Metcash new distribution centre and FY22 full-year results

by | Jun 27, 2022

Mitre 10’s wholesaler and distributor, Metcash has today announced that it will build a new Distribution Centre (DC) in Truganina, Victoria. The announcement comes after Metcash signed a long-term lease with the Goodman Group for the construction and leasing of a new ‘best in class’ wholesale Distribution Centre.

Spanning 115,000 square metres, the new development will cost $70 million to set up and replace the existing DC in Laverton.

The new DC is expected to further improve the competitiveness of its Victorian independent retailers through the delivery of greater efficiencies while providing access to a wider range of products. It is also expected to benefit local suppliers by providing an efficient route to market and better access to its extensive distribution network.

Metcash Chief Executive Officer, Doug Jones said he was delighted to announce the significant long-term investment for Victorian independents. Construction of the DC is scheduled to commence in the first half of FY23, with completion expected mid-2024.

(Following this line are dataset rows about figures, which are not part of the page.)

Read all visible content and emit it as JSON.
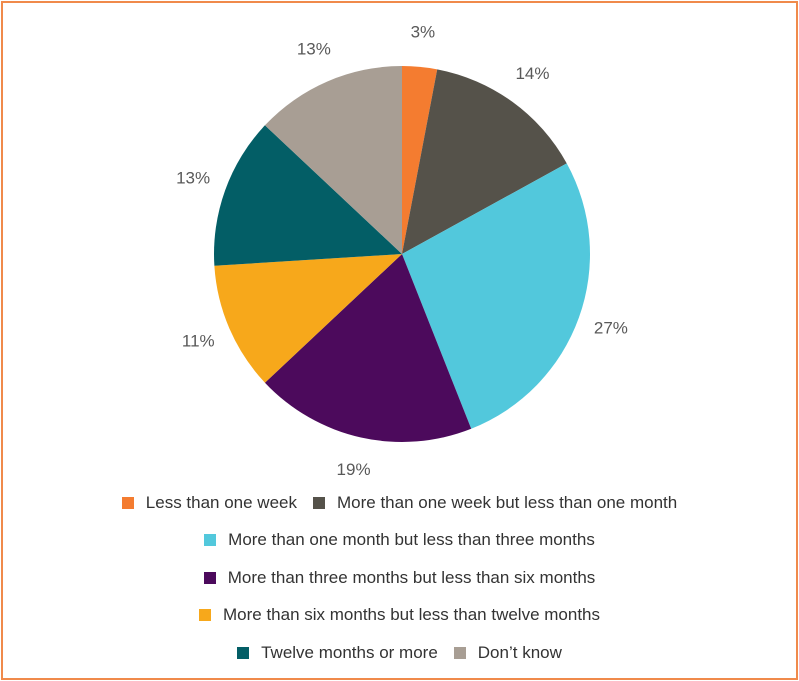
{
  "chart_data": {
    "type": "pie",
    "categories": [
      "Less than one week",
      "More than one week but less than one month",
      "More than one month but less than three months",
      "More than three months but less than six months",
      "More than six months but less than twelve months",
      "Twelve months or more",
      "Don’t know"
    ],
    "values": [
      3,
      14,
      27,
      19,
      11,
      13,
      13
    ],
    "value_labels": [
      "3%",
      "14%",
      "27%",
      "19%",
      "11%",
      "13%",
      "13%"
    ],
    "colors": [
      "#f47c30",
      "#55524a",
      "#52c8dc",
      "#4c0a5c",
      "#f7a81b",
      "#035e66",
      "#a89e94"
    ],
    "legend": "bottom"
  }
}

The release of Metcash’s FY22 financial results coincided with the announcement, showing an 18.6 per cent rise in underlying profit after tax to $299.6 million. In addition, earnings rose 17.7 per cent to $472.3 million while revenue grew by 5.9 per cent to $15.2 billion.

On a statutory basis, Metcash profit after tax was up by 2.7 per cent to $245.5 million which Metcash says was backed by strong sales and earnings in all divisions sustained by a shift in consumer behaviour. 

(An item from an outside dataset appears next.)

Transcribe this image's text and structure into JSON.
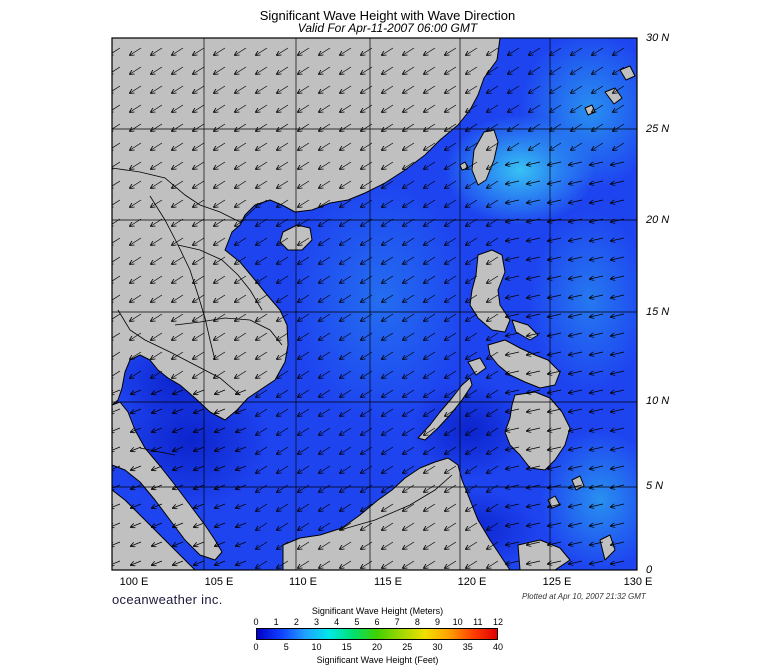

Hardware sales increased 20.5 per cent or 18.3 per cent on a normalised basis to $3.1 billion reflecting significant growth in both Independent Hardware Group (IHG) and Total Tools and the impact of acquisitions, according to Metcash.

Combined sales in the IHG and Total Tools retail networks increased nine per cent to $4.4 billion. An additional 20 joint venture and company-owned stores were acquired during the year which added $95 million of sales.

IHG’s sales increased 12.5 per cent to $2.8 billion reflecting the impact of inflation and volume growth in trade. Trade sales represented 64 per cent of the sales mix while product categories most impacted by the tight supply conditions included timber, LVL, plaster and insulation.

Total Tools sales increased to $367 million reflecting increased trade activity and the impact of additional majority-owned joint venture stores. The network continued to expand, with a further 11 stores added bringing total stores to 100.

Hardware online sales also increased by 55 per cent to represent six per cent of network sales, reflecting the impact of COVID-related lockdowns, increased basket size and conversions.

Mr Jones said he was pleased to present Metcash’s FY22 results for the first time as CEO.

“Record sales growth led to a significant increase in underlying earnings and returns to shareholders. The FY22 results were underpinned by the success of our MFuture initiatives designed to further improve the competitiveness of our retail network, a continuation of the local neighbourhood shopping trend and the success of recent strategic acquisitions,” Mr Jones said.

“The number of external challenges increased in the second half and our supply chain and retail operations, both our own and those of our retail partners, exhibited significant resilience and flexibility. There were more lockdowns due to the Omicron COVID variant, major supply chain challenges, flooding in South Australia, New South Wales and Queensland which resulted in supply route disruptions, and towards the end of the financial year challenges related to Russia’s invasion of Ukraine and lockdowns in China.”

“A strategic investment in inventory, the flexibility of our operations and the outstanding efforts of our people helped our retailers to keep their shelves stocked and continue serving their local communities through these challenges. A testament to our people and independent retailers is that our focus on keeping shelves stocked did not materially hinder the continued successful execution of our MFuture initiatives,” he said.